Era una última apuesta al todo o nada. A blanco o negro. Buscar un par de buenos golpes y seguir pasando rondas. Ya funcionó en el pasado. Pero ha salido cruz, un partido negro, con el equipo fundido y ya aturdido a los 8 minutos con un gol tempranero del Ajax. ¿Era una repetición de las eliminatorias del año anterior del Bayern y de la Juventus? No. No lo era, porque el equipo no tenía ni fuerza ni ganas para remontar.

Podría señalar el mal partido de muchos pero me quedaré con el bueno de Modric, de los pocos que compareció durante los 90 minutos. El sí intentó liderar al equipo, pero a diferencia del año anterior, en circunstancias parecidas cuando el equipo perdía en el Bernabéu, le faltó la presencia aún más carismática de dos jugadores imprescindibles para entender este ciclo victorioso: Sergio Ramos y Cristiano Ronaldo. El segundo, el primer en irse del proyecto, y el primero, fuera por considerar hecho ya hecho el pase, en un error de soberbia imperdonable. Más allá del croata, un peleón Reguilón y un Benzema intentando hacer algo que no lleva en la sangre, que es liderar, aunque lleva todo el año intentándolo.

Ahora toca reunir al mejor equipo de expertos e ingenieros para reflotar un barco hundido en las profundidades, y que seguramente durante los próximos meses de primavera se seguirá hundiendo hasta tocar fondo definitivamente. En ese momento habrá que rescatarlo. Costará mucho dinero, habrá que sustituir a parte de la tripulación que no ayudó a que no se hundiese, cambiar al capitán del barco y renovar también otras estructuras del proyecto. Y quién sabe si incluso se querrá cambiar al armador, aunque eso ya serían palabras mayores.Un trabajo arduo que ya se hizo en 2010, con el armador Florentino Pérez, pero que costó varios años de trabajo y mucho dinero.
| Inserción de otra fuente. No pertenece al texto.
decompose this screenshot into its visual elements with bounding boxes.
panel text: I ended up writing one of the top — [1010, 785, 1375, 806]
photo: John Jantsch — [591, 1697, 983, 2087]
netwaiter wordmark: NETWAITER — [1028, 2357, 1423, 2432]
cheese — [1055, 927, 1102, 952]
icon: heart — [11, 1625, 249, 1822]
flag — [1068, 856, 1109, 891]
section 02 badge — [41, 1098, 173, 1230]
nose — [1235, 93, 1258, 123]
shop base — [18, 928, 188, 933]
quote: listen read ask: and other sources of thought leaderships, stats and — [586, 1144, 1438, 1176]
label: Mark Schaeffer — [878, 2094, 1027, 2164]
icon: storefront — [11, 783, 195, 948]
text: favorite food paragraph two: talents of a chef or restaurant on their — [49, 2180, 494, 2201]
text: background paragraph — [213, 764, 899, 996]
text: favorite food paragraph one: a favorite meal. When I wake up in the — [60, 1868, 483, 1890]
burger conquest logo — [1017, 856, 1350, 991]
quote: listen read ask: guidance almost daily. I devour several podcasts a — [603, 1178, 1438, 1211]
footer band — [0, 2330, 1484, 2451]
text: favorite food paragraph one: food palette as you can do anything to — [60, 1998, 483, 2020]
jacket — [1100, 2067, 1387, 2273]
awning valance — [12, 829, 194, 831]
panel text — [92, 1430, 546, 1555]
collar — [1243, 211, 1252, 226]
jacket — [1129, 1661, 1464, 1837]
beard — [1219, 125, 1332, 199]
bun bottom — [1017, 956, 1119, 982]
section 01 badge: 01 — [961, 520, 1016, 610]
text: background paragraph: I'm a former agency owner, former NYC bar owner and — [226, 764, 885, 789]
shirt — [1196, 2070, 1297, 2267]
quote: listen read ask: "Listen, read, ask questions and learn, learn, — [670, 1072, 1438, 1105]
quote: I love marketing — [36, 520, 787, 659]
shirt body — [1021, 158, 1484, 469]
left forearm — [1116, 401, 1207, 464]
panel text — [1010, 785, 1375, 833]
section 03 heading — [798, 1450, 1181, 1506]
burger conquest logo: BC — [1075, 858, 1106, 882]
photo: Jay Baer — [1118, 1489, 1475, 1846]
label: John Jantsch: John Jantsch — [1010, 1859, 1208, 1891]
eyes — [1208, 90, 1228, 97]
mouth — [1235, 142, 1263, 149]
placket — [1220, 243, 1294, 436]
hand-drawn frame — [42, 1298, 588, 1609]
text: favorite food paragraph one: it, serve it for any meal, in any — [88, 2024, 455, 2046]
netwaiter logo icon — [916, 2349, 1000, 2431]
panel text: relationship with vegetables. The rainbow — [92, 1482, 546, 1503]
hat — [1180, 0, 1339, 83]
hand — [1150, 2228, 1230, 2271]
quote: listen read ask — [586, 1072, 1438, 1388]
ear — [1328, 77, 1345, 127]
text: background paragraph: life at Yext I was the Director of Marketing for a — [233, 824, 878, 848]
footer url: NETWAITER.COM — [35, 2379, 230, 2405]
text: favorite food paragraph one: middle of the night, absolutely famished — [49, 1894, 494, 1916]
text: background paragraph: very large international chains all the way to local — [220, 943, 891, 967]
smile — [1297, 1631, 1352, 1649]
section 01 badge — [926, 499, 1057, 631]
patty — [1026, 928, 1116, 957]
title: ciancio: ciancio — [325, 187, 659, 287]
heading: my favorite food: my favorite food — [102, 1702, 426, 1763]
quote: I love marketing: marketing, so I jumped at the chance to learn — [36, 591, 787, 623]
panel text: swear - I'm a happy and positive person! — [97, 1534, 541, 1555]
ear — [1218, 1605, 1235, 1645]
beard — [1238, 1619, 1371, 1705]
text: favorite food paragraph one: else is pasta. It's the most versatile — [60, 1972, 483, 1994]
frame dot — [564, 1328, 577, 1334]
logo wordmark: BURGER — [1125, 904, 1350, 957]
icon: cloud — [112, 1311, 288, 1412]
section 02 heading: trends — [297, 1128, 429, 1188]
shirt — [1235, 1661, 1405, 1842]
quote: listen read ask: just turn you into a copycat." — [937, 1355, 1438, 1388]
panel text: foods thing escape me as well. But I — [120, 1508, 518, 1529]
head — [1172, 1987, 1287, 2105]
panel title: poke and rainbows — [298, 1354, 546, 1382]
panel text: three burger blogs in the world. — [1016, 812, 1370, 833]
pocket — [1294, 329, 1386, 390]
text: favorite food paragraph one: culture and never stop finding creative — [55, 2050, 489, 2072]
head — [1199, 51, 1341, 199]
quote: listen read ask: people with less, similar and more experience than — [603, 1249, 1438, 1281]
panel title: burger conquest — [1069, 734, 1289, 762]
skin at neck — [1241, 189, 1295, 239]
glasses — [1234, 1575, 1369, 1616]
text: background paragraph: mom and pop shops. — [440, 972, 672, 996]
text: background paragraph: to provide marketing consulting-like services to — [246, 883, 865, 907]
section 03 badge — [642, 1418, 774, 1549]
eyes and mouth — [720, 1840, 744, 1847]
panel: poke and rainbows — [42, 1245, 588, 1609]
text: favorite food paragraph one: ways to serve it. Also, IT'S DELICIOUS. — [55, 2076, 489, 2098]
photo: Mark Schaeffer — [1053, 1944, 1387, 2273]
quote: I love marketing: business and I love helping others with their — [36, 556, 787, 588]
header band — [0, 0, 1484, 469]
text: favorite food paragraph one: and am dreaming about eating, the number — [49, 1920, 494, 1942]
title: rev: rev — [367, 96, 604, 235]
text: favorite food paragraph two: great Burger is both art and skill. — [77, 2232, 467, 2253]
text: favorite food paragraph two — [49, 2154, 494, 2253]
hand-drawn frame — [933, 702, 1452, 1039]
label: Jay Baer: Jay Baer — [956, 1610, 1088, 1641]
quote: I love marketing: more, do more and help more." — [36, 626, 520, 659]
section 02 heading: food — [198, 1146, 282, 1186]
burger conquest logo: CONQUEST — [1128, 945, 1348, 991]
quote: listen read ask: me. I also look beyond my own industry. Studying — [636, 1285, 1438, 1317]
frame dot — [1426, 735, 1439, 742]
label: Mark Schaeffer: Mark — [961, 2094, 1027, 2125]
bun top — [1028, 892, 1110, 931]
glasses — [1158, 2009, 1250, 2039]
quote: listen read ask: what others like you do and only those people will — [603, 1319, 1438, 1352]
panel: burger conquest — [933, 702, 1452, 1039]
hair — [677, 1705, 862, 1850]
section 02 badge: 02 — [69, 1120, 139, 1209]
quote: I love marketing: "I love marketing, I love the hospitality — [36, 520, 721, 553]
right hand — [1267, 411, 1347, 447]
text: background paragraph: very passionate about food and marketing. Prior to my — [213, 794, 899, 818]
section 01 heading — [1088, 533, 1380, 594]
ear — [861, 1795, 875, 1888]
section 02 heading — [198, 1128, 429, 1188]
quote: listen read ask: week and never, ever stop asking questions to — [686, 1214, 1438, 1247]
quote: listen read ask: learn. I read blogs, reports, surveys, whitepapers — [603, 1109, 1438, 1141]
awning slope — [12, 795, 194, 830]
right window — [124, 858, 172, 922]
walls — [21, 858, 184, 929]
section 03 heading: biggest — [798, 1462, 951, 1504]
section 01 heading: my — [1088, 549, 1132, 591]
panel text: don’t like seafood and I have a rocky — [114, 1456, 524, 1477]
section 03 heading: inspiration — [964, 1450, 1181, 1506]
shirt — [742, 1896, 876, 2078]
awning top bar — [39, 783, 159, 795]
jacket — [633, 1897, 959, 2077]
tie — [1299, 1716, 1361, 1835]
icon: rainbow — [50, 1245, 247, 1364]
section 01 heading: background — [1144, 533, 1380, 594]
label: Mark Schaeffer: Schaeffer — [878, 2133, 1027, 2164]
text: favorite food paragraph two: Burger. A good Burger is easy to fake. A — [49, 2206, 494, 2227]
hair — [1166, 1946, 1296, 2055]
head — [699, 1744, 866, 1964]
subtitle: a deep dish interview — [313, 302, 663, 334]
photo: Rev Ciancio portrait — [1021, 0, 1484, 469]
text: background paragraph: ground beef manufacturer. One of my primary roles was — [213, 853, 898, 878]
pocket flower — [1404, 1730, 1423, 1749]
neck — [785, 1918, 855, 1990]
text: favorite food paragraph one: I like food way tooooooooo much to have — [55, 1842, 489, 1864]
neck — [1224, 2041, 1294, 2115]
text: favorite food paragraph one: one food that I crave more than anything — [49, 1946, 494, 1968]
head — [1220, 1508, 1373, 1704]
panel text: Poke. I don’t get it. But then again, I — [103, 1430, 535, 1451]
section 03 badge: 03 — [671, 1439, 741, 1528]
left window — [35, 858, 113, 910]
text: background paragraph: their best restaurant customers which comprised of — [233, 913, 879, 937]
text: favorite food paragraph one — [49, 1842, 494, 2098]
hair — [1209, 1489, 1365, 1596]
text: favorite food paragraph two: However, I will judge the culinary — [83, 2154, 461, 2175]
Nueve años después, un 5 de marzo de 2019 a las 21:00, la nueva hora Champions, acabó de hundirse, otra vez, el trasatlántico más exitoso y potente de Europa, un barco llamado Real Madrid. Y lo ha hecho para volver a ser reflotado, quién sabe si en 10 años o en 32. Pero sí tenemos la certeza de que tarde o temprano el Real Madrid volverá a navegar de nuevo por las aguas de la Copa de Europa a la máxima velocidad.